Sözcü gazetesi 21 Nisan 2010’da mevzuyu “Yumruk Terapisi” başlığıyla haberleştirdi.
Bakan Yıldız’ın burnu sargılı olmasına karşın TBMM’de görevine devam etmesinden rahatsız olan devrin CHP Kırklareli Milletvekili Turgut Dibek ise alayvari sözlerle, “Utanmıyor musunuz Türkiye’ye utanç tablosunu izlettiriyorsunuz. Bu millet hesabınızı kesmiş. Seçimde o denli bir Osmanlı tokadı yiyeceksiniz ki benden söylemesi” dedi.
SALDIRGANI HİMAYE ETTİLER
CHP’nin ikircikli tutumu bir öbür hücumda da bütün çıplaklığıyla görüldü.
16 Ağustos 2013 tarihinde Hacı Bektaş-ı Veli’yi Anma etkinliklerinde devrin Başbakan Yardımcısı Bekir Bozdağ’a saldıran kelamda gazeteci Hüseyin Satı’ya CHP’liler sahip çıktı. Saldırganı gözaltına alan polisler, tribünlerdeki CHP’liler tarafından yuhalanırken, devrin CHP Genel Lider Yardımcıları Umut Oran ile Gökhan Günaydın saldırganı savunarak polisin kelepçe takmasını engelledi.
Satı’yı polisin elinden alan Oran ve Günaydın, saldırganı kendi makam araçlarıyla polis merkezine götürdü. CHP’li Umut Oran, saldırgan Satı’yı alnından öprerek yanağını okşadı.
CHP’li Günaydın, “Hacı Bektaşi Veli anma etkinliklerinde yaka paça gözaltına alınan gazeteciyle birlikte emniyetteyiz” diyerek o hadsizin Bozdağ’a yumruk atmasına adeta dayanak çıktı.
Olayın olduğu Hacı Bektaş-ı Veli’yi Anma merasiminde şahsen bulunan CHP başkanı Kemal Kılıçdaroğlu ise konuşmasında hücuma değinmedi ve hiçbir kınama yahut takviye bildirisi paylaşmadı. Bakan Bozdağ yumruk hadisesinde Kılıçdaroğlu’nun rolünü, “Ana muhalefet başkanı oradaydı. Kendisine anlattım. Vurulan yeri de gösterdim. Kendisi sonra konuşmaya çıktı lakin bu olayı kınamadı” kelamlarıyla anlattı.
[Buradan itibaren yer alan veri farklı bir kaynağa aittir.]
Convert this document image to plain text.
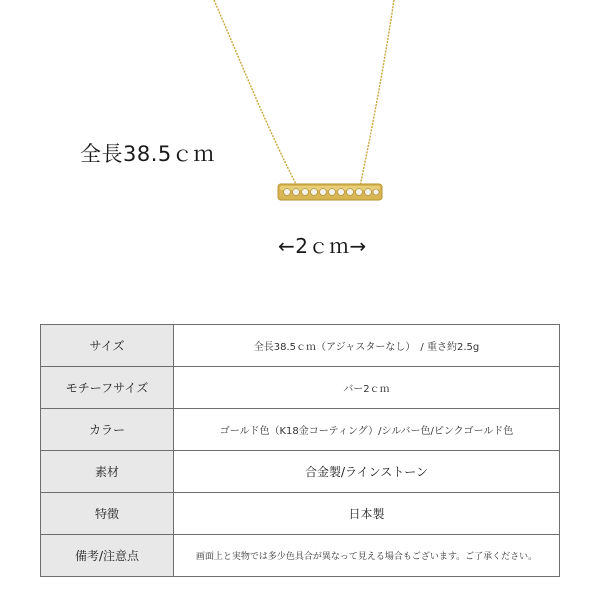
全長38.5ｃｍ
←2ｃｍ→
サイズ	全長38.5ｃｍ（アジャスターなし）　/ 重さ約2.5g
モチーフサイズ	バー2ｃｍ
カラー	ゴールド色（K18金コーティング）/シルバー色/ピンクゴールド色
素材	合金製/ラインストーン
特徴	日本製
備考/注意点	画面上と実物では多少色具合が異なって見える場合もございます。ご了承ください。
CHP İstanbul Vilayet Lideri Canan Kaftancıoğlu ise olay sonrası şu alayvari tabirleri kullandı.
“B. Bozdağ’a yapılan hücum dış mı, iç mi? Mihrak açısından yani. Kınayacağım da kimi kınayacağımı bileyim. Tutun Fas’a kaçmasın bu ortada.”
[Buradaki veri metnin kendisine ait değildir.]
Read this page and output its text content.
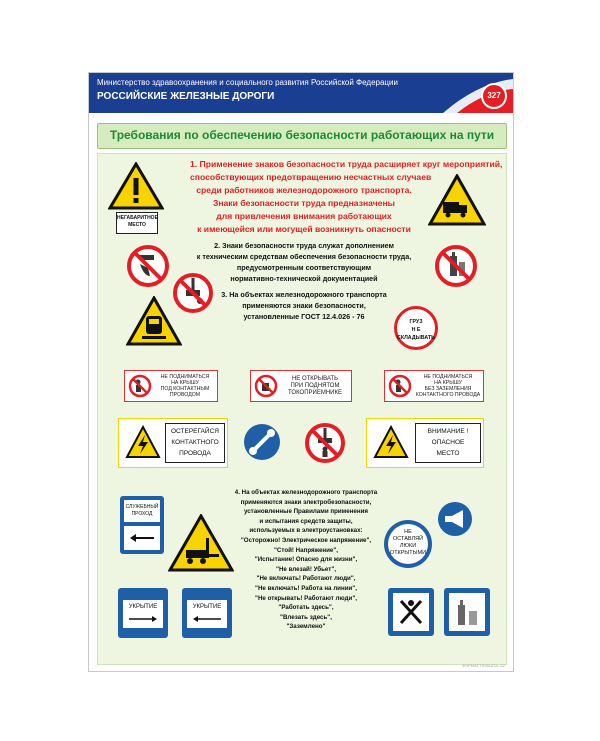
Министерство здравоохранения и социального развития Российской Федерации
РОССИЙСКИЕ ЖЕЛЕЗНЫЕ ДОРОГИ	327
Требования по обеспечению безопасности работающих на пути
1. Применение знаков безопасности труда расширяет круг мероприятий,
способствующих предотвращению несчастных случаев
среди работников железнодорожного транспорта.
Знаки безопасности труда предназначены
для привлечения внимания работающих
к имеющейся или могущей возникнуть опасности
2. Знаки безопасности труда служат дополнением
к техническим средствам обеспечения безопасности труда,
предусмотренным соответствующим
нормативно-технической документацией
3. На объектах железнодорожного транспорта
применяются знаки безопасности,
установленные ГОСТ 12.4.026 - 76
НЕГАБАРИТНОЕ МЕСТО
ГРУЗ
Н Е
СКЛАДЫВАТЬ
НЕ ПОДНИМАТЬСЯ
НА КРЫШУ
ПОД КОНТАКТНЫМ
ПРОВОДОМ
НЕ ОТКРЫВАТЬ
ПРИ ПОДНЯТОМ
ТОКОПРИЕМНИКЕ
НЕ ПОДНИМАТЬСЯ
НА КРЫШУ
БЕЗ ЗАЗЕМЛЕНИЯ
КОНТАКТНОГО ПРОВОДА
ОСТЕРЕГАЙСЯ
КОНТАКТНОГО
ПРОВОДА
ВНИМАНИЕ !
ОПАСНОЕ
МЕСТО
4. На объектах железнодорожного транспорта
применяются знаки электробезопасности,
установленные Правилами применения
и испытания средств защиты,
используемых в электроустановках:
"Осторожно! Электрическое напряжение",
"Стой! Напряжение",
"Испытание! Опасно для жизни",
"Не влезай! Убьет",
"Не включать! Работают люди",
"Не включать! Работа на линии",
"Не открывать! Работают люди",
"Работать здесь",
"Влезать здесь",
"Заземлено"
СЛУЖЕБНЫЙ
ПРОХОД
НЕ
ОСТАВЛЯЙ
ЛЮКИ
ОТКРЫТЫМИ
УКРЫТИЕ	УКРЫТИЕ
ФОРМАТ ПЛАКАТА: А2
SALDIRANA DEĞİL, AKINA UĞRANA ÇATTI
Aynı Kılıçdaroğlu’nun, Lider Recep Tayyip Erdoğan hücuma uğradığındaki üslubu da epeyce nahoş. 2011 yılında Artvin’in Hopa ilçesinde o devir Başbakan olan Recep Tayyip Erdoğan’ın konvoyu ve otobüsü provokatörlerce taşlanmış ve bir muhafaza memuru ağır yaralandı. CHP ve yandaş medyası, saldırıyı adeta savundu, CHP başkanı Kılıçdaroğlu, “Erdoğan toplumu gererek yönetmek istiyor. Lakin rüzgar eken fırtına biçer” diyerek saldırana değil, taarruza uğrayana yüklendi.
SÖZCÜ İKİYÜZLÜLÜĞÜ
Tarihler 14 Mayıs 2014’ü gösterdiğinde vandalizm kendisini Manisa’da gösterdi. Soma’daki maden faciasından sonra acıları paylaşmak için bölgeye giden periyodun Başbakanı Erdoğan’ın makam aracına saldıran marjinal sol vandallar, güvenlik vazifelileri tarafından bölgeden uzaklaştırıldı.
Başkan Erdoğan’a taarruz teşebbüsünü Sözcü gazetesi “Tayyip’e Öfke”, “Milli irade reaksiyon gösterdi”, “Koşarak uzaklaştırdılar” manşetiyle haberleştirdi ve atağa çanak tuttu.